Seinendan

Seinendan

Founded in 1983, Seinendan has been a most up-front theater company with the Komaba Agora Theater as its home base. We have never stopped evolving. The "contemporary colloquial theater theory" proposed by Oriza Hirata, artistic director of Seinendan, playwright, and the innovative theatrical style Seinendan has developed to put the theory into practice have drawn much attention in 1990s. We pride ourselves on influencing the younger generation of the theater community to no small extent.

Hirata claims that modern theater in Japan which started out by importing the Western modern theater has also lead to playwriting governed by the Western logic. Thus, he believes, writing styles and logical structures irrelevant to the Japanese language have been routinely practiced, and in trying to give those irrerevant styles reality the actors have been forced into distorted acting styles too. This is the heart of Hirata's criticism of the conventional Japanese theater.

"Lines are spoken so softly at times that they are hardly heard," "multiple conversations progress simultaneously," "Actors sometimes speak with their backs to the audience"; these are some obvious characteristics that are often pointed out in reviews and critiques. However, beneath those characteristics, there lies a conscious strategy to critically reconsider former theatrical theories and to reconstruct on stage dramatic space based on the world the Japanese live in.

Instead of ostentatious ideas and tricks, Seinendan chooses a clear and firm theory to create our productions in order to establish a new expression that can alter the framework of theater itself.

We aim at the completion of the Japanese modern theater and seek out the global and open contemporary theater.
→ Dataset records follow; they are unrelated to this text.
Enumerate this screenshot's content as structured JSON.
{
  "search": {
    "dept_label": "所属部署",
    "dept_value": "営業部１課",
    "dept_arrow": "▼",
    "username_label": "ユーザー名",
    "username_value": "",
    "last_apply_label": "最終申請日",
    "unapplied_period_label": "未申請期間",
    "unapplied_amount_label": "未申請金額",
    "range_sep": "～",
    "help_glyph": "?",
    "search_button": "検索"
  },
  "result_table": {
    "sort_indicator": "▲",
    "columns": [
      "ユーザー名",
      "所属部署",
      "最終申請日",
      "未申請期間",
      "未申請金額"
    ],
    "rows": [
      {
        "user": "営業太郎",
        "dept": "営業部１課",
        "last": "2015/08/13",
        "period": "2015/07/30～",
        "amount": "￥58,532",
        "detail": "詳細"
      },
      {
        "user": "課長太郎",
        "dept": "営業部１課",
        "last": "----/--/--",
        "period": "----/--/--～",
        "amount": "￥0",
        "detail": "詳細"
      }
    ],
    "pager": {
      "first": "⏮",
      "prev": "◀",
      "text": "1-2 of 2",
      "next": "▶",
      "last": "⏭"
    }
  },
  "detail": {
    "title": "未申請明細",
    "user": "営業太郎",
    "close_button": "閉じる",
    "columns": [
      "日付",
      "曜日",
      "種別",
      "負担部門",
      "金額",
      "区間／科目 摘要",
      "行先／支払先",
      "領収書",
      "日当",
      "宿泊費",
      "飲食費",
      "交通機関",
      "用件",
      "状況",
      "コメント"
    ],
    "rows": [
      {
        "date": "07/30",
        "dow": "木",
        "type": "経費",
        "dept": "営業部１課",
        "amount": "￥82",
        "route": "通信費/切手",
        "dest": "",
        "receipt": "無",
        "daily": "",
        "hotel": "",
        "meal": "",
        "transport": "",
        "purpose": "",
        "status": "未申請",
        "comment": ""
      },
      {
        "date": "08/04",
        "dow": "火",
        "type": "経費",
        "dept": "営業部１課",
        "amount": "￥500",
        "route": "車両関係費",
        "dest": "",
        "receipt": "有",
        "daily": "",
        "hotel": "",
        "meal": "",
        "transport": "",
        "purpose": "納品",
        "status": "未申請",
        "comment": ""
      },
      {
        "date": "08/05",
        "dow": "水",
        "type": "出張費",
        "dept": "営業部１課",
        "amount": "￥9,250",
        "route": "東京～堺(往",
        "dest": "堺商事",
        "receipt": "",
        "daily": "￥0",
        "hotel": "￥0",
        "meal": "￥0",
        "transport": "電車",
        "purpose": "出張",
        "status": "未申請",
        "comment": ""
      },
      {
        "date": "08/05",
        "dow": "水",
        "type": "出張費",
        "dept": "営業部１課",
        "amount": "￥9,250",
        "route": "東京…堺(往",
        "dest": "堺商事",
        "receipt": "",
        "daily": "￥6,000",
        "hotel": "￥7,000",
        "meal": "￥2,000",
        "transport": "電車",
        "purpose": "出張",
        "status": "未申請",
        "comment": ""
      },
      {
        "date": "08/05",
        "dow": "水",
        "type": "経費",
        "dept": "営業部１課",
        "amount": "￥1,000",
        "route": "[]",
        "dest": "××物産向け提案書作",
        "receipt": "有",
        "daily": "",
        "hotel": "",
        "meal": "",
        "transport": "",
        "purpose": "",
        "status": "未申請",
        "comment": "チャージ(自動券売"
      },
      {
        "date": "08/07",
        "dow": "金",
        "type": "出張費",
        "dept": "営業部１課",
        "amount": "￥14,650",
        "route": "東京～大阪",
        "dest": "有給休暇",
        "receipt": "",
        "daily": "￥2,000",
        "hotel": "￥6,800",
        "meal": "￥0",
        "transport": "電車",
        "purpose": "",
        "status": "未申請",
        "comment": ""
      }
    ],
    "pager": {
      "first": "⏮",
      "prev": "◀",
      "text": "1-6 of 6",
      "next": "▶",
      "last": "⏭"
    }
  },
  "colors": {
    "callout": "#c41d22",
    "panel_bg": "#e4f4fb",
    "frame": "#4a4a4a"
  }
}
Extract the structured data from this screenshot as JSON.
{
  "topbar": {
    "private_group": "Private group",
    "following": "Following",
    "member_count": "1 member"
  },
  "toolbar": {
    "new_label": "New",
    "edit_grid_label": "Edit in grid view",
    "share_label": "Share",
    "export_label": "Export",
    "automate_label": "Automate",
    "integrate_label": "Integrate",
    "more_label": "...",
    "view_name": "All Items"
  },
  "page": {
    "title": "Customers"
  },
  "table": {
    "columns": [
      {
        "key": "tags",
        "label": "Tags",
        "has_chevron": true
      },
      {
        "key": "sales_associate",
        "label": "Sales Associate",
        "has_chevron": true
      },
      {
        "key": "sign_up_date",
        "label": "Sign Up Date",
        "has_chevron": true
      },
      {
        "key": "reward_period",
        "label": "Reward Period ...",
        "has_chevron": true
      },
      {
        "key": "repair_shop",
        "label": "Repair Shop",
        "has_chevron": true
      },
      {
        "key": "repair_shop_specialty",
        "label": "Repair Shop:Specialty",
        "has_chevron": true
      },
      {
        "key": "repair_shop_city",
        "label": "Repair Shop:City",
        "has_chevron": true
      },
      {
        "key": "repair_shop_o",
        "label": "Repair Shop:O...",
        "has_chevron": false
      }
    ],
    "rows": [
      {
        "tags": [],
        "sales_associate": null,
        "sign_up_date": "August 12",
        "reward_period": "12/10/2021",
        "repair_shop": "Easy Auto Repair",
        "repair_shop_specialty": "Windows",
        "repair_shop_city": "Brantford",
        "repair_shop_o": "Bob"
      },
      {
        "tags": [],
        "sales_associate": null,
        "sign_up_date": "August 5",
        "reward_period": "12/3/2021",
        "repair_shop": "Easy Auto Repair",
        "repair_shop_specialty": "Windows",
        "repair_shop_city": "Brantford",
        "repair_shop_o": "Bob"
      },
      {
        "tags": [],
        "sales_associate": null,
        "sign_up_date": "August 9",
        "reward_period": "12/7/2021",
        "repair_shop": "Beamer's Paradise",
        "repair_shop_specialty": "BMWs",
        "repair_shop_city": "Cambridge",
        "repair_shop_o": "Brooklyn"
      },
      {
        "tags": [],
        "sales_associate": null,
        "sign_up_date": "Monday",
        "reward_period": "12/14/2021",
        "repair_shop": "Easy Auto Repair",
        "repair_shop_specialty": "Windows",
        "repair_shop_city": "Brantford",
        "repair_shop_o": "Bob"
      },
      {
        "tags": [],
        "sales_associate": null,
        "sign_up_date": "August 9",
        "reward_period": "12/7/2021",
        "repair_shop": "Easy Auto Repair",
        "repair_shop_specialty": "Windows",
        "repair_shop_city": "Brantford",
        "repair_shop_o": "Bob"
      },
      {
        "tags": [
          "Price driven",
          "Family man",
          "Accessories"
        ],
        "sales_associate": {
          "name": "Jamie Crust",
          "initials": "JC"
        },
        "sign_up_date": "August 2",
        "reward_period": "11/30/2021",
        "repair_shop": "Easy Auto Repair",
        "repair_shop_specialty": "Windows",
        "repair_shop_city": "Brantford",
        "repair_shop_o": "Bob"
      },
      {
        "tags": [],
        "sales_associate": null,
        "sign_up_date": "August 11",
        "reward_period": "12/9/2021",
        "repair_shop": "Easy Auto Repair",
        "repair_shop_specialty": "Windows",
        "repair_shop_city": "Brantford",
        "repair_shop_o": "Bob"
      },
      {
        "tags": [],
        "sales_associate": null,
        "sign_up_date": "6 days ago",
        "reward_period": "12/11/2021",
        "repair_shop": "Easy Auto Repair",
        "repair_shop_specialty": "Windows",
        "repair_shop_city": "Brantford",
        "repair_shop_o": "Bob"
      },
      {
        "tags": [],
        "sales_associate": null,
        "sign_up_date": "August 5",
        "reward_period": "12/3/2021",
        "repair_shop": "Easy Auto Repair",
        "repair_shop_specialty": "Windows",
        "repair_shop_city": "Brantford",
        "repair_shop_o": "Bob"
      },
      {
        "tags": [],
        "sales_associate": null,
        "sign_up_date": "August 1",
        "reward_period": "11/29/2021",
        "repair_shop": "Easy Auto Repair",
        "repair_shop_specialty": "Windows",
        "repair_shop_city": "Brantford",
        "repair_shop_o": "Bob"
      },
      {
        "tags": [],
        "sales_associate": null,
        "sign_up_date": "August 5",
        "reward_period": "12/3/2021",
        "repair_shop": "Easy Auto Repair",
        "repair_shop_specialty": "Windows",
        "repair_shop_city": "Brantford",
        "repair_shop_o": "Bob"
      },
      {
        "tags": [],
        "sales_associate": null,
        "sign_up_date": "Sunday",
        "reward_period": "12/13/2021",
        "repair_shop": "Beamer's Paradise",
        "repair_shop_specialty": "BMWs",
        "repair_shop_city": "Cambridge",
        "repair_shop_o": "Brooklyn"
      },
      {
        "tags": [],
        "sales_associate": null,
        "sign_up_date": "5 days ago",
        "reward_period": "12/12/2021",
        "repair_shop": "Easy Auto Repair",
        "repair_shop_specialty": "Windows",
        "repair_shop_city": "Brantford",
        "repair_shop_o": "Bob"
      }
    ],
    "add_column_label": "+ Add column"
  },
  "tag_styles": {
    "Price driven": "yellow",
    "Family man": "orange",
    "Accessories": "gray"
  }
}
Contemporary Colloquial Theater

Hirata's "contemporary colloquial theater" has drawn much attention in the 1990s and has had a great influence on the Japanese theater. Our daily life is not a continuous string of grande passions and murders -- big events conventional theater has eagerly portrayed. Instead, the main portion of life is filled with quiet and uneventful times. Hirata often uses such quiet times for his theatrical works. The existence of people is essentially amazing and dramatic. Life itself is merry, graceful, funny, stupid, complicated and fertile by nature. We try to abstract and then reconstruct these diverse elements and present the quiet life directly on stage.